The new standards introduced for healthcare institutions that will provide specialization training are of a highly demanding and comprehensive nature. An authorized institution is required to personally conduct at least half of the specialization program, and it is mandatory for these institutions to have sufficient medical-technical equipment. In addition, authorized hospitals are expected to have an organized university education and scientific research infrastructure, as well as a sufficient number of specialist doctors. If a part of the training program takes place in different institutions or private clinics, these centers will also need to meet minimum personnel and organizational requirements. All these criteria were designed to guarantee that specialization students can work in safe and well-equipped environments without compromising on quality throughout their training.

In order to continuously monitor the quality of education, institutions have been burdened with the obligation of annual mandatory surveys and reporting. Authorized healthcare institutions must publish a detailed report on their own websites by january 15 of each year, containing the results of anonymous surveys conducted with specialization students and the success rates of the programs. In the surveys, students' satisfaction regarding issues such as the quality of mentoring, professional development opportunities, working conditions, and the general functioning of the institution will be measured. Thanks to this direct feedback mechanism, it is aimed to quickly identify and eliminate any disruptions in education. This transparent audit model, which increases the functionality of the system, will both protect students' rights and encourage institutions to continuously improve themselves.

With the new regulation, the boundaries and rules of the 'mentoring' system in specialization training are placed within a much clearer framework. For each specialty, it has become mandatory to appoint a chief mentor who will be responsible for the smooth running of the program and the accuracy of the documentation. While a mentor is normally allowed to supervise a maximum of three students, this number can only go up to five in exceptional cases.
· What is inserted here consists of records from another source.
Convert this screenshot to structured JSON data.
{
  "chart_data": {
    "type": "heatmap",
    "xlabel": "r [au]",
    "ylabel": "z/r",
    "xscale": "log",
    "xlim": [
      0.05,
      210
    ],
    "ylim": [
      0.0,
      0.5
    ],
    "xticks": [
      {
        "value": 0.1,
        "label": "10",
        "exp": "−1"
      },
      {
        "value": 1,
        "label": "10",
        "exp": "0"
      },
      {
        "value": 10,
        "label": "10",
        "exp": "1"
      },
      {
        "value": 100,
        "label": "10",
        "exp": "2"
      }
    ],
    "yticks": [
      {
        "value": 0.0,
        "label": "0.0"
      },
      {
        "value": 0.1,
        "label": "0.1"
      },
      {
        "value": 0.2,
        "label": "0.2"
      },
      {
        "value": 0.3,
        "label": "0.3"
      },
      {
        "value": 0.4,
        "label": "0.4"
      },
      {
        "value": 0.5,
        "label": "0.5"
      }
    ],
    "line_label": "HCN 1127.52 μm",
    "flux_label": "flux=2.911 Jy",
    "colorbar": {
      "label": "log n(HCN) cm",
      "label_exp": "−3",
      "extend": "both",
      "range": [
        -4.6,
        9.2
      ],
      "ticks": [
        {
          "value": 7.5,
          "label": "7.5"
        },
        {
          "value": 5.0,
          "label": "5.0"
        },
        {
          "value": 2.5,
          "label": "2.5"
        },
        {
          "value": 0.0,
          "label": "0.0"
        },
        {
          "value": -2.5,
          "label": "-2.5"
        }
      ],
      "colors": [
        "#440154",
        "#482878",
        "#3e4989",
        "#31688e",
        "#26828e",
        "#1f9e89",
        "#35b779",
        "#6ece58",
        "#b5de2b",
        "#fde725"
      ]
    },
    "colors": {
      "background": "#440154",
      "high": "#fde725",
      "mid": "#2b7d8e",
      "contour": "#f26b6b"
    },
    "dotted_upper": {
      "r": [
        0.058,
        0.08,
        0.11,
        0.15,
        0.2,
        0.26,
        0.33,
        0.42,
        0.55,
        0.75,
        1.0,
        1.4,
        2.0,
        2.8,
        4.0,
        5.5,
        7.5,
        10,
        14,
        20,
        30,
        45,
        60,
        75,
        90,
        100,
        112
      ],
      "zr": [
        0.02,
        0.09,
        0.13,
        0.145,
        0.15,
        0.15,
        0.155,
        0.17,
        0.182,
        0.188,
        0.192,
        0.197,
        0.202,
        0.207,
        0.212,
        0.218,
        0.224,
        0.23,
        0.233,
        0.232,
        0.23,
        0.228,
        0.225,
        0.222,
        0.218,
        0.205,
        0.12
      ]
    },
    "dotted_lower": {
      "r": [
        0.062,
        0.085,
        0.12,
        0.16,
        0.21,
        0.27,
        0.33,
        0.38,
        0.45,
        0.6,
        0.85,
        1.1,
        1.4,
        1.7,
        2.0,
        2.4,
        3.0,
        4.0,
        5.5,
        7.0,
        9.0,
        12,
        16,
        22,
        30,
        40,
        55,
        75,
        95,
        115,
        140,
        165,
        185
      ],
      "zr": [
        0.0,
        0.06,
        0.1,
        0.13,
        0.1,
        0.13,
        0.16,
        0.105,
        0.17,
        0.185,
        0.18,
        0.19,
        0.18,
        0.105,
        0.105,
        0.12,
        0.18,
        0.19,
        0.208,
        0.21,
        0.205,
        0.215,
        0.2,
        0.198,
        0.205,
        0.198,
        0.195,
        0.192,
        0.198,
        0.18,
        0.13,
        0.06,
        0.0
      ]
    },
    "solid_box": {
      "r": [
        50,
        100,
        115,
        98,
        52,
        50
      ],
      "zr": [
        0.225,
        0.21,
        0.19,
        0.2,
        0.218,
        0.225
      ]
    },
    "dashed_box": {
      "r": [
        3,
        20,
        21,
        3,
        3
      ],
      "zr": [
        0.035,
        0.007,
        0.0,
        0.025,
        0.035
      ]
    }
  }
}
It is envisioned as a legal obligation for mentors to actively work with each student for at least three hours a week and closely monitor their practical skills. Furthermore, chief mentors are required to have at least ten years of specialization experience, while other mentors must have at least five years of experience, and all must have received special mentoring training.

While the concept of 'competence' is centered in the specialization process, students are required to acquire a certain proportion of advanced medical competencies each year. Otherwise, the training can be extended for a maximum of six months in total, granting the student additional time. The exam system has also been completely renewed, adding a mandatory written exam stage conducted simultaneously in all medical faculties after common internal medicine or surgery. The final specialization exam will consist of written and oral parts containing at least 70 multiple-choice questions, and a success rate of at least 60 percent will be required to pass the written exam. A total of four exam rights are granted to the student, and candidates who fail as a result of these attempts will lose their right to continue specialization training in that medical field.